Camp de Kuttenberg, 18 juin 1742.

Les palmes de la paix254-a font cesser les alarmes,
Au tranquille olivier nous suspendons nos armes.
Déjà l'on n'entend plus le sanguinaire son
Du tambour redoutable et du tonnant clairon;
Et ces champs que la Gloire, en exerçant sa rage,
Souillait de sang humain, de morts et de carnage,
Cultivés avec soin, fourniront en trois mois
L'heureuse et l'abondante image
D'un pays régi sous des lois.
Ces vaillants guerriers que l'intérêt des maîtres
Ou rendait ennemis, ou tels faisait paraître,
De la douce amitié resserrant les liens,
Se prêtent des secours et partagent leurs biens.
La Mort l'apprend, frémit, et ce monstre barbare,
De la Discorde en vain secouant les flambeaux.
Se replonge dans le Tartare,
Attendant des crimes nouveaux.
O Paix! heureuse Paix! répare sur la terre
Tous les maux que lui fit la destructive guerre;
Et que ton front paré de renaissantes fleurs,
Jusqu'à jamais serein, prodigue tes faveurs!
Mais, quel que soit l'espoir sur lequel tu te fonde,
Je le dis sans détour, et tu n'auras rien fait,
Si tu ne peux bannir deux monstres de ce monde.
L'Ambition et l'Intérêt.255-a

Ma muse, qui s'emporte quelquefois, vient de produire ces stances; l'imagination se réchauffe encore de temps en temps chez moi, lorsque les affaires dont je suis souvent surchargé le permettent.

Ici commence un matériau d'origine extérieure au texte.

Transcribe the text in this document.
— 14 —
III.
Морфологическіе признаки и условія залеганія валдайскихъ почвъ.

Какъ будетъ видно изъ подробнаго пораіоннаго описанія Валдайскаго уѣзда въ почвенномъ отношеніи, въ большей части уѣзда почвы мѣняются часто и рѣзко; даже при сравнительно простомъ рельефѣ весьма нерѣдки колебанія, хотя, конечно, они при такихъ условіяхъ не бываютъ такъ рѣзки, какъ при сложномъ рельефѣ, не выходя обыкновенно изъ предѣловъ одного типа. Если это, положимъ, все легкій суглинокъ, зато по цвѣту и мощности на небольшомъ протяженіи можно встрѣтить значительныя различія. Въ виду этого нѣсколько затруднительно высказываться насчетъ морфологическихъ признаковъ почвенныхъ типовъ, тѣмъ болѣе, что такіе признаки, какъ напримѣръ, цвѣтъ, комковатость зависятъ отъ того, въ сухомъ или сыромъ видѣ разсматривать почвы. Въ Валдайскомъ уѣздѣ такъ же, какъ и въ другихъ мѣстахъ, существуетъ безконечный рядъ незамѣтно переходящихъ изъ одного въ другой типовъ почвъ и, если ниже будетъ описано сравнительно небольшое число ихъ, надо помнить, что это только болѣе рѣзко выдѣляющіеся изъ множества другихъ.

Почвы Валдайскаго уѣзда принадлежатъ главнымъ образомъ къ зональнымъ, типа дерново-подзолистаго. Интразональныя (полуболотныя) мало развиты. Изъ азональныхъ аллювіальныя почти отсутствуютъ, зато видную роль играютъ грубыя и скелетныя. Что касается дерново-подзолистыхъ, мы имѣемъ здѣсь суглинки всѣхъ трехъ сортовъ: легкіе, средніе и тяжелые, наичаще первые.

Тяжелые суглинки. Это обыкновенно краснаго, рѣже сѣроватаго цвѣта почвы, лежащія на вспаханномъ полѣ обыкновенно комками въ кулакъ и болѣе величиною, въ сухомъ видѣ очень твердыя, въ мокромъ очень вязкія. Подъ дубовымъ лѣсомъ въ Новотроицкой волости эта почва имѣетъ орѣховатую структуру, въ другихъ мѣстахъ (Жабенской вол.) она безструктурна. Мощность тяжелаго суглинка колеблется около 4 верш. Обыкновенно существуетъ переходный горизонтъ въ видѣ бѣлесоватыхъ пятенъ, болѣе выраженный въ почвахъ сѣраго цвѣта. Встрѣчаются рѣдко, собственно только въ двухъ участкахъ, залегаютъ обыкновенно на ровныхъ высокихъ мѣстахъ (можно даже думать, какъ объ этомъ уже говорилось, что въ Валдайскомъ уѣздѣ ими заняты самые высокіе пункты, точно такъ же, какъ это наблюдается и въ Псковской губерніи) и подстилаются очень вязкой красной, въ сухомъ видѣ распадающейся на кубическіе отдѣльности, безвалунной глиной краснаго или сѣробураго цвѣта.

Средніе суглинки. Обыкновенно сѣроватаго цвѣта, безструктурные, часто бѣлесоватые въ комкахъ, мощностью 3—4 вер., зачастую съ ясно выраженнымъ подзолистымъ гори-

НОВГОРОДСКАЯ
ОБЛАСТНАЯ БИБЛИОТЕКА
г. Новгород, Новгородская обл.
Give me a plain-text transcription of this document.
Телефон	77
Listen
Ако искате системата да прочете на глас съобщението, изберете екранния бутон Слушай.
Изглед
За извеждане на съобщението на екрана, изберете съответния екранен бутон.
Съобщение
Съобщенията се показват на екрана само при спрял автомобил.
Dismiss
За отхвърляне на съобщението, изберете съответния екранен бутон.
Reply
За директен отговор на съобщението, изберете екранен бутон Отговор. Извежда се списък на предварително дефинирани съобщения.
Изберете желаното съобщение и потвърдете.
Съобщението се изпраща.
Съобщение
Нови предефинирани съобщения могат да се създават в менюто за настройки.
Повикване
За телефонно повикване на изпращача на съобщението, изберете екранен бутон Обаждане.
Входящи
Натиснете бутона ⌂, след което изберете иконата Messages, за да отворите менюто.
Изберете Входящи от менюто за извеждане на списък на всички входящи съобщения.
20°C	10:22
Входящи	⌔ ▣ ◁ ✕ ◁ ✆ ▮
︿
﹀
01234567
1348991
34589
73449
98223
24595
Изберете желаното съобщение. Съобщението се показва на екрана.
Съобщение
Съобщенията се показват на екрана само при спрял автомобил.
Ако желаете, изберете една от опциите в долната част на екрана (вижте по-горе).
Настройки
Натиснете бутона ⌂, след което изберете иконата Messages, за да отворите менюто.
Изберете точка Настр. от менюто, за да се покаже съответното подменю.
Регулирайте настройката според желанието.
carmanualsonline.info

Ce sera à Charlottenbourg que je compte retrouver mon Apollon, quoique les soins et l'âge en doivent diminuer le <230>feu. Si je vois qu'il me refuse totalement, je me jetterai dans l'éloquence et la morale. Nous passerons des jours heureux, du moins raisonnables, car nous raisonnerons beaucoup.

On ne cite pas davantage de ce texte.